The wide Hvítá river flows southward, and about a kilometer above the falls it turns sharply to the right and flows down into a wide curved three-step staircase and then abruptly plunges in two stages 11 meters, and 21 meters into a crevice 32 meters deep. The crevice, about 20 meters wide and 2.5 kilometers in length, extends perpendicular to the flow of the river. The average amount of water running down the waterfall is 140 cubic meters per second in the summer and 80 cubic meters per second in the winter. The highest flood measured was 2,000 cubic meters per second.
During the first half of the 20th century and some years into the late 20th century, there was much speculation about using Gullfoss to generate electricity. During this period, the waterfall was rented indirectly by its owners, Tómas Tómasson and Halldór Halldórsson, to foreign investors. However, the investors’ attempts were unsuccessful, partly due to lack of money. The waterfall was later sold to the state of Iceland, and is now protected.

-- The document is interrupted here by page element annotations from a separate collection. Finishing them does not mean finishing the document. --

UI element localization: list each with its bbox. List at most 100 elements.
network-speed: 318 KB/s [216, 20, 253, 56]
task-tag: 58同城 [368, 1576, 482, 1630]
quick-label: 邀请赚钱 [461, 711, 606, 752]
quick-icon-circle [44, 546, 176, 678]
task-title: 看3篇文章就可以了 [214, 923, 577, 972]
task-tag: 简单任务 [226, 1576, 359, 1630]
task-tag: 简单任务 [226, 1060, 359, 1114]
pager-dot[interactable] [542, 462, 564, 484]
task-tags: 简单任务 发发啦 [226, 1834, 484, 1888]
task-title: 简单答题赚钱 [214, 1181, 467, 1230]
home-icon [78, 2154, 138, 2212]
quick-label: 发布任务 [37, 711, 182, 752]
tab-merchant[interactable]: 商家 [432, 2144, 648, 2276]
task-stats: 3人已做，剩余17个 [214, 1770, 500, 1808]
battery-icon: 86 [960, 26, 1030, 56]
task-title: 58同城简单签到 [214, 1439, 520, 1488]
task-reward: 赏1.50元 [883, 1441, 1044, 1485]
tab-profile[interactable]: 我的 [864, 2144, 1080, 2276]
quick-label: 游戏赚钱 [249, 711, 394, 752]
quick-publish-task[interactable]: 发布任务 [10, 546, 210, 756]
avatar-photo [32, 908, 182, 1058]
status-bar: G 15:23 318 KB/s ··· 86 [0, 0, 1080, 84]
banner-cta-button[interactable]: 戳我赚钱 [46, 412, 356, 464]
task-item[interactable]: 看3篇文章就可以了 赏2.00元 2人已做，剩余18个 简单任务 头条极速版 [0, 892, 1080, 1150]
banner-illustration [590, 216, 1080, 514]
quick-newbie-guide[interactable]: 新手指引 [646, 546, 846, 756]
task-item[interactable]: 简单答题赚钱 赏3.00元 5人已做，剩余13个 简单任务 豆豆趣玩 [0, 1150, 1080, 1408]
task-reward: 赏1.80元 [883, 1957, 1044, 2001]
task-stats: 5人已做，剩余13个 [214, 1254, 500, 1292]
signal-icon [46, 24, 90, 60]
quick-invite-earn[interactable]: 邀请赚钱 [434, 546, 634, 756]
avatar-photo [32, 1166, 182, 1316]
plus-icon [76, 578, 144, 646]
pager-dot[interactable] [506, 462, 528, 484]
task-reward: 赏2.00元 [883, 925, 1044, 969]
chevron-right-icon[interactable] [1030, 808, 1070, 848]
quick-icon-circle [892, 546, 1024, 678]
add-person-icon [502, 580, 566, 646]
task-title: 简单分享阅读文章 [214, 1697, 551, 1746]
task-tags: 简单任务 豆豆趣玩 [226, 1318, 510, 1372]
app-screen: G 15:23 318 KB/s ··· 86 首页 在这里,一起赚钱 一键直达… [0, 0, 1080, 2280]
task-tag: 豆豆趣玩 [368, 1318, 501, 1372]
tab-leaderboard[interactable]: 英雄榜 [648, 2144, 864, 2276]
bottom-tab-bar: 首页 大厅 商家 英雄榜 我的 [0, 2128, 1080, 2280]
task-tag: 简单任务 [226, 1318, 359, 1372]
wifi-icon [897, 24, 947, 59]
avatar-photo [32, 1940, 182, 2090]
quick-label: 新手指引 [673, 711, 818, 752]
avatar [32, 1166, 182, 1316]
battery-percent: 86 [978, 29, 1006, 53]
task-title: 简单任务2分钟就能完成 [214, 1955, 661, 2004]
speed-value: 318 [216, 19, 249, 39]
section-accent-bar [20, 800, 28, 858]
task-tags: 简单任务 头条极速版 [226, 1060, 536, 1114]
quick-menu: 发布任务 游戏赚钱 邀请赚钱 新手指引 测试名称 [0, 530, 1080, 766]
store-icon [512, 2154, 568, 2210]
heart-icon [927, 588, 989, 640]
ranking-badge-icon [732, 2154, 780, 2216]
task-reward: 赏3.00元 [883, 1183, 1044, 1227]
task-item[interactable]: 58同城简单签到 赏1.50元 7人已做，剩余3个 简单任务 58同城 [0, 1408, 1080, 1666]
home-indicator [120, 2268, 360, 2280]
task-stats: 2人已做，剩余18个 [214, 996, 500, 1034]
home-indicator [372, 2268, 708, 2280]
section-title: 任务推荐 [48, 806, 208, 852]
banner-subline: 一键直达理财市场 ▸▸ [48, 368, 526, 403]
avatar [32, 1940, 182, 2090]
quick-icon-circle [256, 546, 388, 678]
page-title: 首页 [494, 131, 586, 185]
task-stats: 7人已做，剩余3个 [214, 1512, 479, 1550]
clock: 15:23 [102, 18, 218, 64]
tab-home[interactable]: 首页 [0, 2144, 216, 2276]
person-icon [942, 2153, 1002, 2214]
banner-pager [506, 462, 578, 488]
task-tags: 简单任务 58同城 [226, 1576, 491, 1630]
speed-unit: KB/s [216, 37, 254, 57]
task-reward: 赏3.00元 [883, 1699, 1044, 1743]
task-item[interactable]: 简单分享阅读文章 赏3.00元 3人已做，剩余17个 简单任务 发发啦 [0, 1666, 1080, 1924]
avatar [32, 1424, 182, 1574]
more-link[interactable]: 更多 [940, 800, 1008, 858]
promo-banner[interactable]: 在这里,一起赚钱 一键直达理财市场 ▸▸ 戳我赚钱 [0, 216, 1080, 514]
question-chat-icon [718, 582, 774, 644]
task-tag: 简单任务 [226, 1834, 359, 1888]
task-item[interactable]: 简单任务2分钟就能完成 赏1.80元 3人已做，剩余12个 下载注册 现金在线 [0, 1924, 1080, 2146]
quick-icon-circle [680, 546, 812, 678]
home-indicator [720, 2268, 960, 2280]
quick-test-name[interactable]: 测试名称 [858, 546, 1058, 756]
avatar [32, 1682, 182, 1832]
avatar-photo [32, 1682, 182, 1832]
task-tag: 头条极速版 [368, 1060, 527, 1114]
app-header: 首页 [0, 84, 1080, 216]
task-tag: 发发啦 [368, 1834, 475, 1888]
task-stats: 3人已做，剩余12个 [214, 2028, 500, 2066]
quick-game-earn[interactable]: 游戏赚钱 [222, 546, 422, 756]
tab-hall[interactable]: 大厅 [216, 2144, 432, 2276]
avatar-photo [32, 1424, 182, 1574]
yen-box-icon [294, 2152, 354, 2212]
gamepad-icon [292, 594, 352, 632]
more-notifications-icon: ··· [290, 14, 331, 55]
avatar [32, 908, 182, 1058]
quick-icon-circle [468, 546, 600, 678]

Sigríður Tómasdóttir, the daughter of Tómas Tómasson, was determined to preserve the waterfall’s condition and even threatened to throw herself down. A stone memorial to Sigriður, located above the falls, depicts her profile.
Gullfoss is one of the most popular tourist attractions in Iceland. Together with Þingvellir and the geysers of Haukadalur, Gullfoss forms part of the Golden Circle, a popular day excursion for tourists in Iceland.